Dans les premières expériences, Reuter a été déçu par le goût – les cultures de cellules de la plante de baies étaient brillamment colorées mais avaient une saveur très douce. (Les technologues du centre de recherche en agroalimentaire ont été ravis, car peu de saveur vaut mieux qu’un mauvais goût. Mais grâce à ce qu’il appelle le « traitement en douceur », Reuter et l’équipe ont été en mesure de libérer plus de saveur. Ce processus pourrait potentiellement se produire dans la machine de comptoir.

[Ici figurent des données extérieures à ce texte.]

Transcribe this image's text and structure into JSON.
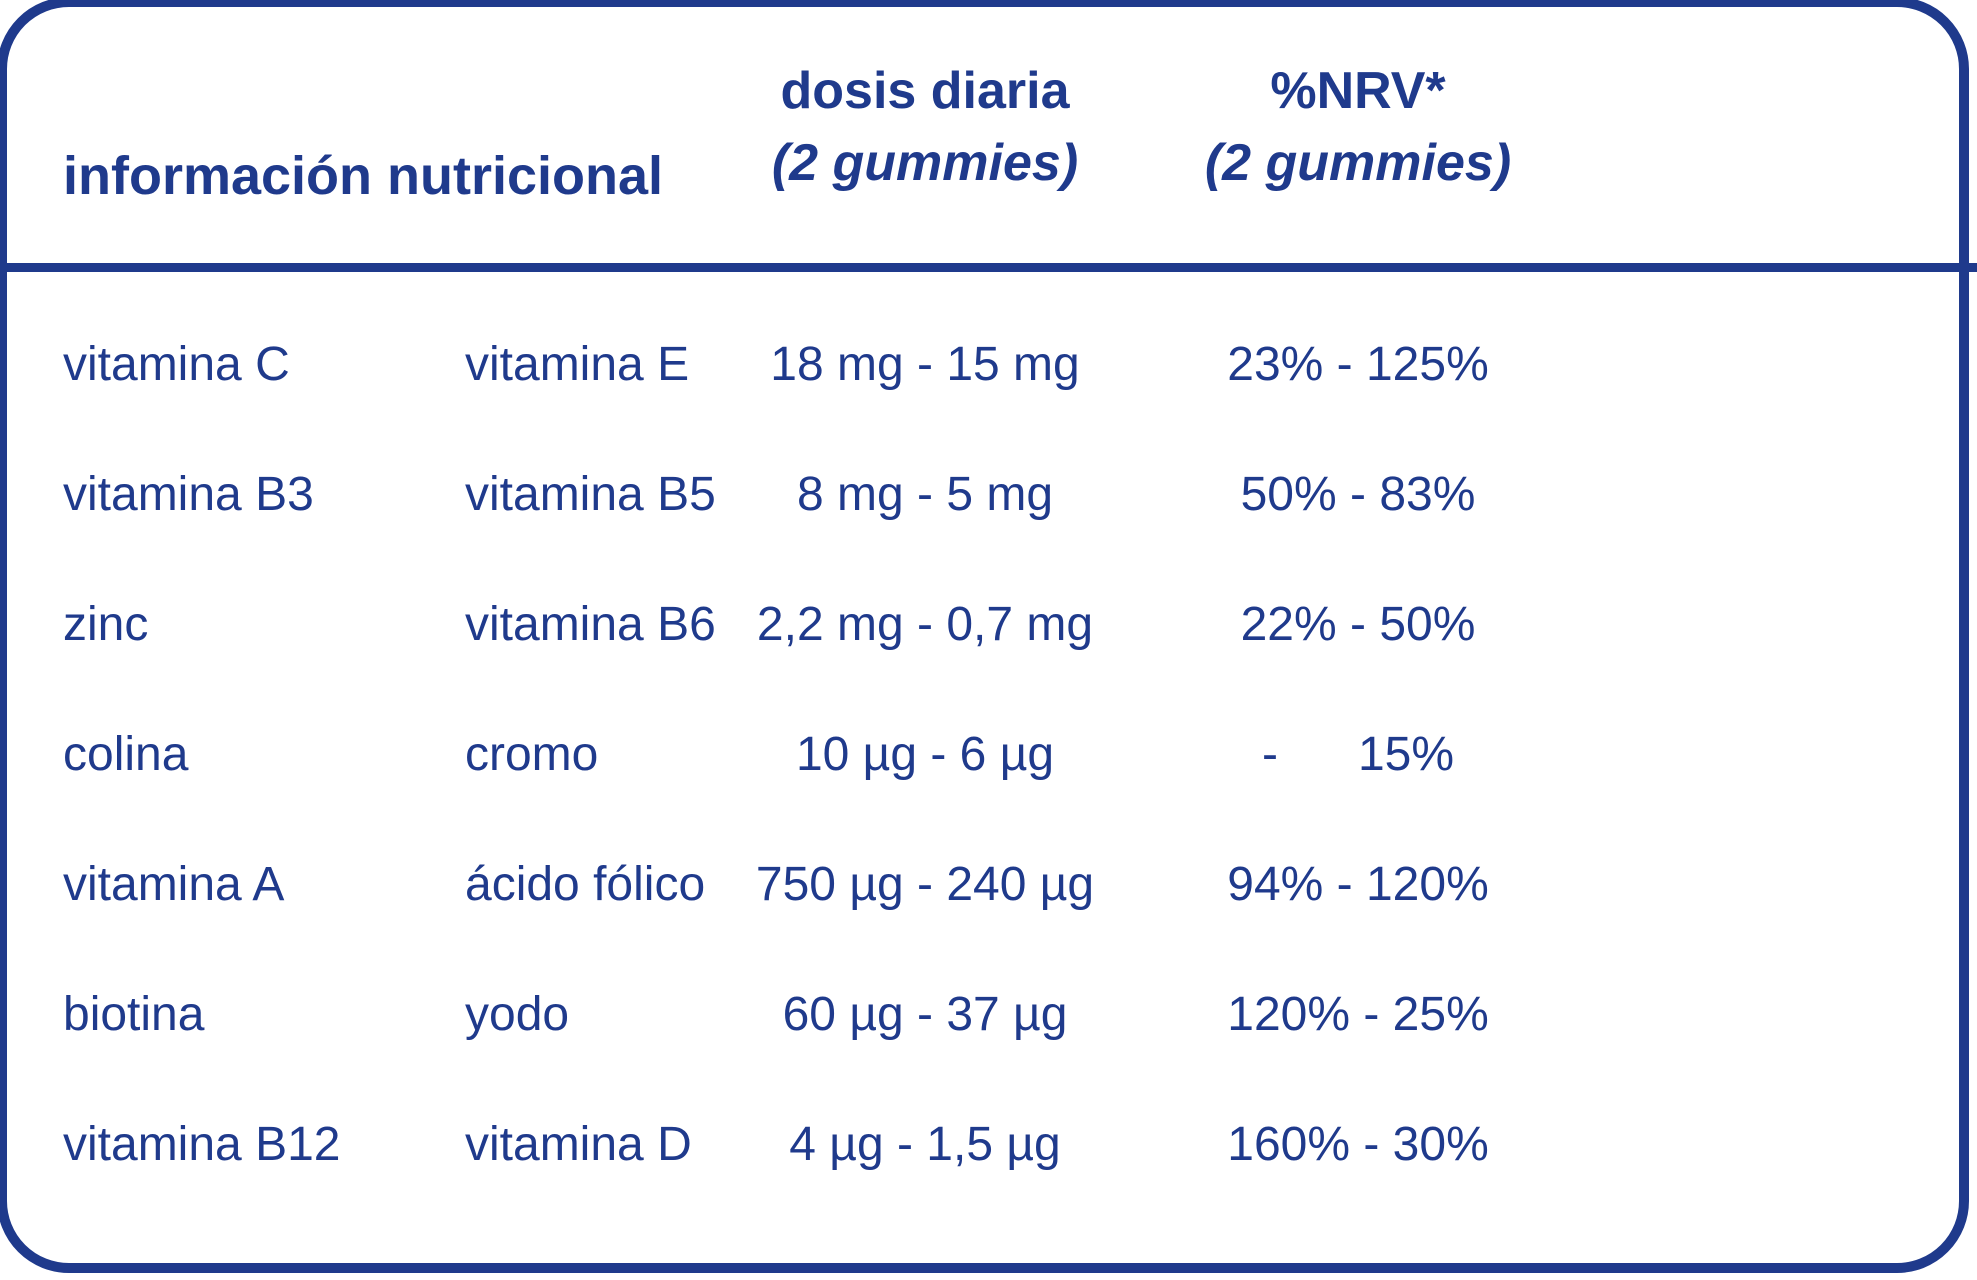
{
  "colors": {
    "primary": "#1f3a8c",
    "background": "#ffffff"
  },
  "table": {
    "header": {
      "title": "información nutricional",
      "dose_line1": "dosis diaria",
      "dose_line2": "(2 gummies)",
      "nrv_line1": "%NRV*",
      "nrv_line2": "(2 gummies)"
    },
    "rows": [
      {
        "nutrient_a": "vitamina C",
        "nutrient_b": "vitamina E",
        "dose": "18 mg - 15 mg",
        "nrv": "23% - 125%"
      },
      {
        "nutrient_a": "vitamina B3",
        "nutrient_b": "vitamina B5",
        "dose": "8 mg - 5 mg",
        "nrv": "50% - 83%"
      },
      {
        "nutrient_a": "zinc",
        "nutrient_b": "vitamina B6",
        "dose": "2,2 mg - 0,7 mg",
        "nrv": "22% - 50%"
      },
      {
        "nutrient_a": "colina",
        "nutrient_b": "cromo",
        "dose": "10 µg - 6 µg",
        "nrv": "-      15%"
      },
      {
        "nutrient_a": "vitamina A",
        "nutrient_b": "ácido fólico",
        "dose": "750 µg - 240 µg",
        "nrv": "94% - 120%"
      },
      {
        "nutrient_a": "biotina",
        "nutrient_b": "yodo",
        "dose": "60 µg - 37 µg",
        "nrv": "120% - 25%"
      },
      {
        "nutrient_a": "vitamina B12",
        "nutrient_b": "vitamina D",
        "dose": "4 µg - 1,5 µg",
        "nrv": "160% - 30%"
      }
    ]
  }
}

« Personne n’ a jamais pensé à mettre des cellules végétales dans une capsule et à l’envoyer quelque part. »

« Les cellules végétales sont comme des capsules, avec des parois cellulaires autour d’elles « , dit-il. « Quand tu craques, tu enlèves la saveur, et c’était très intéressant. On a fait ce qu’on appelait de la confiture cellulaire.’”
Dans certains cas, les saveurs sont inattendues. Une première expérience avec des cellules de fraisier (cellules non différenciées de la plante entière, pas les baies) ressemblent en goût à des mûres plutôt que des fraises. L’équipe travaille actuellement sur le développement des saveurs et la résolution de problèmes techniques comme la fabrication d’une capsule de cellules végétales qui peuvent survivre à un transport vers les consommateurs. « C’est un tout nouveau domaine de recherche « , dit Reuter. « Personne n’ a jamais pensé à mettre des cellules végétales dans une capsule et à l’envoyer quelque part. »

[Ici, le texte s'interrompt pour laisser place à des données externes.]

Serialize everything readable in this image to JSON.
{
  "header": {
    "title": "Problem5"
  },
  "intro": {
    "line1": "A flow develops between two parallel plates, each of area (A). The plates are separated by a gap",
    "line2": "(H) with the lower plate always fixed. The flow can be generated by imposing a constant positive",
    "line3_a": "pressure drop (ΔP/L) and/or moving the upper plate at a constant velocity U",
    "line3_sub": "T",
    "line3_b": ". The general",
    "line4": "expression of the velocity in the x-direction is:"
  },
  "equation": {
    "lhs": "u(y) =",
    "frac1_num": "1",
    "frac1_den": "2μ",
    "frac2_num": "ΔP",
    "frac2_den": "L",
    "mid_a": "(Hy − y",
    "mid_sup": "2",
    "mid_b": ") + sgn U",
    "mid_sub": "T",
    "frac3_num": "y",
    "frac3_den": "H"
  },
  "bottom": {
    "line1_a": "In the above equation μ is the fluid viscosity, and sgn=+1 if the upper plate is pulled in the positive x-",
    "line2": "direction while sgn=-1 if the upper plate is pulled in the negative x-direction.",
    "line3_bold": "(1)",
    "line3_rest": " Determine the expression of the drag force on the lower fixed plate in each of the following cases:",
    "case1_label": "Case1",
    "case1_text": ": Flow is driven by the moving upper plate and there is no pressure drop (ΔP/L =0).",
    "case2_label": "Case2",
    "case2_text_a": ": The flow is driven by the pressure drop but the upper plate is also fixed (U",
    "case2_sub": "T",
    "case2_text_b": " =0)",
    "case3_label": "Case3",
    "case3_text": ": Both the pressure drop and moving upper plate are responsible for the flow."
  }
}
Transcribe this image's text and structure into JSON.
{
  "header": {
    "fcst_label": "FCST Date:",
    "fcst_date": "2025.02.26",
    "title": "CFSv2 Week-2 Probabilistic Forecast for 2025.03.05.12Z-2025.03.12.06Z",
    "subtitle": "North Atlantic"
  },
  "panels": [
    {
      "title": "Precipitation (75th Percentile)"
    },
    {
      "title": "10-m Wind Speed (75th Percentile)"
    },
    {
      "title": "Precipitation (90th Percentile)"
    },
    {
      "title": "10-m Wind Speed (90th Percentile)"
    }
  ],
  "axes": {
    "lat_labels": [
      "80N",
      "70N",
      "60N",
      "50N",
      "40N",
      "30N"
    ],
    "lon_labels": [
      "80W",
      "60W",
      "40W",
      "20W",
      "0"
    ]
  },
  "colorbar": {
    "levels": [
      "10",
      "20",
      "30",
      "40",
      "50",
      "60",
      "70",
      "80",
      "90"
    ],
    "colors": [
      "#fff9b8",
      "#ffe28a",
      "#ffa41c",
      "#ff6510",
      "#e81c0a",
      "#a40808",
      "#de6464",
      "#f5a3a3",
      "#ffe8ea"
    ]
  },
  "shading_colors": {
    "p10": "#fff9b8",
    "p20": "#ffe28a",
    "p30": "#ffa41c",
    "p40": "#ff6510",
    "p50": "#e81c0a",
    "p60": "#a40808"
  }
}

Le système n’est pas encore sur le point d’être mis en marché; les chercheurs envisagent toujours la meilleure direction pour le produit final et devraient s’associer à une autre entreprise pour le fabriquer. Le produit devrait également obtenir l’approbation réglementaire en tant que nouvel aliment. Mais pour Reuter, c’est un exemple du type de système qu’il est important de développer, car l’agriculture traditionnelle est de plus en plus soumise aux changements climatiques.

« Les changements climatiques étant très imprévisibles à l’heure actuelle, c’est l’agriculture qui sera la plus touchée « , dit-il. « Ça va être un énorme problème. « Toute notre nourriture est liée aux champs et à l’environnement, et lorsque les conditions changent sur le terrain, nous sommes en difficulté. Nous devons donc trouver de nouvelles façons de produire des aliments dissociés de l’environnement. »

Les chercheurs du VTT Technical Research Centre mettent également au point des systèmes similaires pour la production de protéines de lait et d’oeufs, ainsi qu’un autre système qui produit des aliments à partir du CO2 et de l’électricité. Dans un scénario où l’agriculture traditionnelle n’ a plus de sens, ces systèmes pourraient fournir la majeure partie du régime alimentaire d’une personne, et les bioréacteurs cellulaires végétaux pourraient fournir des vitamines et des antioxydants importants.

« Mon rêve serait de faire de cette ferme de bioréacteurs, qui aurait ces divers types d’organismes, peut-être un organisme alimentant l’autre, pour produire un régime alimentaire humain complet dans des systèmes confinés qui pourraient le faire indépendamment du temps, de l’endroit ou de la saison « , dit Reuter.